[Recensione di The Mussolini Canal sul Sunday Herald firmata da Rosemary Goring]
In the week that the last old-style Man Booker prize was awarded, one can’t help wishing that in its bid to widen its horizons, the prize organisers had decided in future to include English translations as well as all works in English published in Britain.
Were that the case, a novel such as The Mussolini Canal would be a shoo-in.
Winner of Italy’s prestigious Strega Prize in 2010, this is Antonio Pennacchi’s second novel, his first, Il Fasciocomunista, having won the Premio Napoli. As the labyrinthine story unfolds, the reader scarcely needs Pennacchi’s prefatory note that: “For what it’s worth, this is the book I came into the world to write.” In every line The Mussolini Canal feels personal, as if its plot and cast emerge not from the writer’s imagination but from his marrow. A hefty work, of more than 500 pages, it is so beguiling one does not want it to end. Rambunctious and picaresque, it is the story of a generation of poverty-stricken peasants from the Veneto and Tuscany, who were enticed south in the 1930s by the promise of land in the dreaded Pontine marshes, near Rome. Until that time, nobody sane would have gone there, the place a mosquito-infested swamp. But under Mussolini’s fledgling rule, the marshes were properly drained for the first time in history, allowing land to be reclaimed, and many lives with it.

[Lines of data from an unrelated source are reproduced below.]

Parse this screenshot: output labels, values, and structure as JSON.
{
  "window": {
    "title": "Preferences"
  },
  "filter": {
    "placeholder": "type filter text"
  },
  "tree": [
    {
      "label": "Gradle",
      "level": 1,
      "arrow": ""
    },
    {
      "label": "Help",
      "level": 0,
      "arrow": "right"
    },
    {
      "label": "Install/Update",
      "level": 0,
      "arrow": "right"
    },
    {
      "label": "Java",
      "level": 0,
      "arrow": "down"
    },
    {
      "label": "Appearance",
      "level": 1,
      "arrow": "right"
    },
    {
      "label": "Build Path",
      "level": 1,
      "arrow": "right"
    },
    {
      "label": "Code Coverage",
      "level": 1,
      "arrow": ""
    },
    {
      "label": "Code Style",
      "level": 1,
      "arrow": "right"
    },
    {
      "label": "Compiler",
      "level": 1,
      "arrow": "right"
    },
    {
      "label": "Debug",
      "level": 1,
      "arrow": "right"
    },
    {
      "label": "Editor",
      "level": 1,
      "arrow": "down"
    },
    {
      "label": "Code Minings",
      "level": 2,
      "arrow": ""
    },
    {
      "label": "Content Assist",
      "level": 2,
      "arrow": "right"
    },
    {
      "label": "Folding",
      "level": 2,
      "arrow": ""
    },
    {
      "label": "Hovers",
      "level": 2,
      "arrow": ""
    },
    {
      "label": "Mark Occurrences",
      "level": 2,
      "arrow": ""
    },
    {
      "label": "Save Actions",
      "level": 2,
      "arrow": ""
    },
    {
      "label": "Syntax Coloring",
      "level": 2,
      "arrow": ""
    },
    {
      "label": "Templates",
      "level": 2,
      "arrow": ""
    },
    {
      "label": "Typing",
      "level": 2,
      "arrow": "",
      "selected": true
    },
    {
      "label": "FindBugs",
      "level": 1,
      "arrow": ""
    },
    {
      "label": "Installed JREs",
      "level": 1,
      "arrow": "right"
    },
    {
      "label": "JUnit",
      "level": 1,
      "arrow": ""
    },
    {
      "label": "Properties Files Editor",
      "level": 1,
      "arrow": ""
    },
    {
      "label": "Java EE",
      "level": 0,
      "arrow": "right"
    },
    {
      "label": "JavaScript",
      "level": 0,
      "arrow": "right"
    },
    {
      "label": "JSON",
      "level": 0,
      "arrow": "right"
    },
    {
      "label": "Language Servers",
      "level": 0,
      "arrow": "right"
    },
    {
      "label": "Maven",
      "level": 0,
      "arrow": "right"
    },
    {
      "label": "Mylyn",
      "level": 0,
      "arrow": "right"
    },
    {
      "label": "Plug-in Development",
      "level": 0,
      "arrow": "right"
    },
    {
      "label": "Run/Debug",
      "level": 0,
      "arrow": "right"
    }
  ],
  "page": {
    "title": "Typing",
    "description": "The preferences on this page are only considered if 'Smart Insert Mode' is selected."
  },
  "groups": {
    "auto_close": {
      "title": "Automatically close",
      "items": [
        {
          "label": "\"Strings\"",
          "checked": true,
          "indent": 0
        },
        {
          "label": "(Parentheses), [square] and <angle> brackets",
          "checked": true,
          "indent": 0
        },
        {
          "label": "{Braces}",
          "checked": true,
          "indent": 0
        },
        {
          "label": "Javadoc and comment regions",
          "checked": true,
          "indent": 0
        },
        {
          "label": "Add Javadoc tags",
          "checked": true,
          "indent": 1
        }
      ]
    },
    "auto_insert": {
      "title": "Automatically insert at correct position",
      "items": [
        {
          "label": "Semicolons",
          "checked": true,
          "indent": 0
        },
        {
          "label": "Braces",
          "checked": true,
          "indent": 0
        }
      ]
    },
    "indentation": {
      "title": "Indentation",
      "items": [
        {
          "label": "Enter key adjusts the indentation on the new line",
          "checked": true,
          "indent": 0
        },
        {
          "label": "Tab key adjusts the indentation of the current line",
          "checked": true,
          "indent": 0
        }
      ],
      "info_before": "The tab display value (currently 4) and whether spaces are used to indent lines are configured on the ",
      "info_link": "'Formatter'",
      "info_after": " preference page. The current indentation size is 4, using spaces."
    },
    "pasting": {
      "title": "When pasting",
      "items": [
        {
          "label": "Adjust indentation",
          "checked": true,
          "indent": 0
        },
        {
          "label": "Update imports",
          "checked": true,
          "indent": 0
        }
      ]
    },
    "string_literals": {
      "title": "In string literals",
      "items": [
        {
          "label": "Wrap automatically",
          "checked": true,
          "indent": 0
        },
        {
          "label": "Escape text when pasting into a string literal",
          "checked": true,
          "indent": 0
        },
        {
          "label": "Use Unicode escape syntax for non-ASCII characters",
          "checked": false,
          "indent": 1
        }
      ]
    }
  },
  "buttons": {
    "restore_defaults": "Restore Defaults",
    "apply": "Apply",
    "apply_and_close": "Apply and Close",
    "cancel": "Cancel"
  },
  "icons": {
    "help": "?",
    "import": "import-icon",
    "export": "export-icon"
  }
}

The author, a former nightshift factory worker who only left that job when his writing brought him success, is the descendant of those who migrated. Recounted in the first person by a spirited but unnamed narrator, The Mussolini Canal offers an affectingly vivid portrait of Italy at a time when it was, as the narrator says, the laughing stock of Europe. The Peruzzi clan at the heart of the story do not like to be laughed at, nor do they enjoy going hungry. As their story unreels, it becomes clear why they, and so many others, enthusiastically embraced Fascism.
To his listener’s occasional interjections and protests, the narrator replies: “There’s never been freedom in Italy, so how could Fascism have done away with it?” Later he describes the tomatoes, specially selected by Il Duce to grow on the Pontine marshes, of which the children would parrot: “These tomatoes are quite simply better. They’re modern, and they’re fascist.” Years later, when the enchantment had faded, the narrator reflects, “But now, I’m told – and this may not be true, you could try looking into it more thoroughly – they use the skins of [these] tomatoes to make bullet-proof vests.”
Disillusionment extended far beyond tomatoes, but the Peruzzi family for all their flaws – violence, murder, theft and lust – remained unswervingly true to themselves throughout this period, exhibiting a rare sort of honesty in their dealings, whether nefarious or saintly. One other constant is their courage.
As the story ducks and weaves, a carousel of Italian domestic life and politics emerges. Anchoring the tale are the grandparents, Peruzzi senior a gentle man who is good with children, his wife both beautiful and gutsy. Rumour has it that she slept with Mussolini. Il Duce may have wished he had, and she certainly flirted with him whenever he visited, but she would never have betrayed her husband, whose death years later led within days to her own.
The offspring of these turtle doves, and their many cousins, created a tribe so vast that “soon there’d be enough of us to work the whole of the Po Valley on our own”. In those days, children were cheap labour. Quick to grow up, they could be found imitating their fascist forebears before they could walk: “In our houses, even the youngest children, those who were still crawling around on their hands and knees … moved around under the table with knives between their teeth.”
One such was Uncle Pericles, around whom the novel revolves. A thug, a family man, as short-tempered as he is brave, he is a model fascist, and a tender husband. As the reader follows him from headstrong youth to the battlefields of Italy, the novel’s grip tightens. How could the Peruzzis cope if Pericles perished?
Though The Mussolini Canal is a keyhole on the most venal, dark period of Italy’s modern history and those who played a role in its shaping, it is above all a depiction of the peasantry whose life in this era had barely changed in essentials – and hardship – since the middle ages.
Brilliantly controlling his material, retracing his steps, repeating stories from fresh angles, or simply reminding the reader of what they already know, Pennacchi’s style holds an echo of early Gunter Grass, but is infused with a spirit and tone that are entirely original. High among its charms is his rich vein of humour, a mordant leavening to otherwise grim material, as the Peruzzi family picks its way through the debris of half a century of troubles.
Gathering pace slowly, as one grows familiar with its dizzying cast and the tale’s back and forth telling, it builds in tension like a spring being tightly coiled, creating a vigorous, unrepentant, anarchic picture of a clan surviving despite chaos all around. It is a truly fine novel, demonstrating a remarkable talent, Antonio Pennacchi’s high ambition matched word for word by his artistry.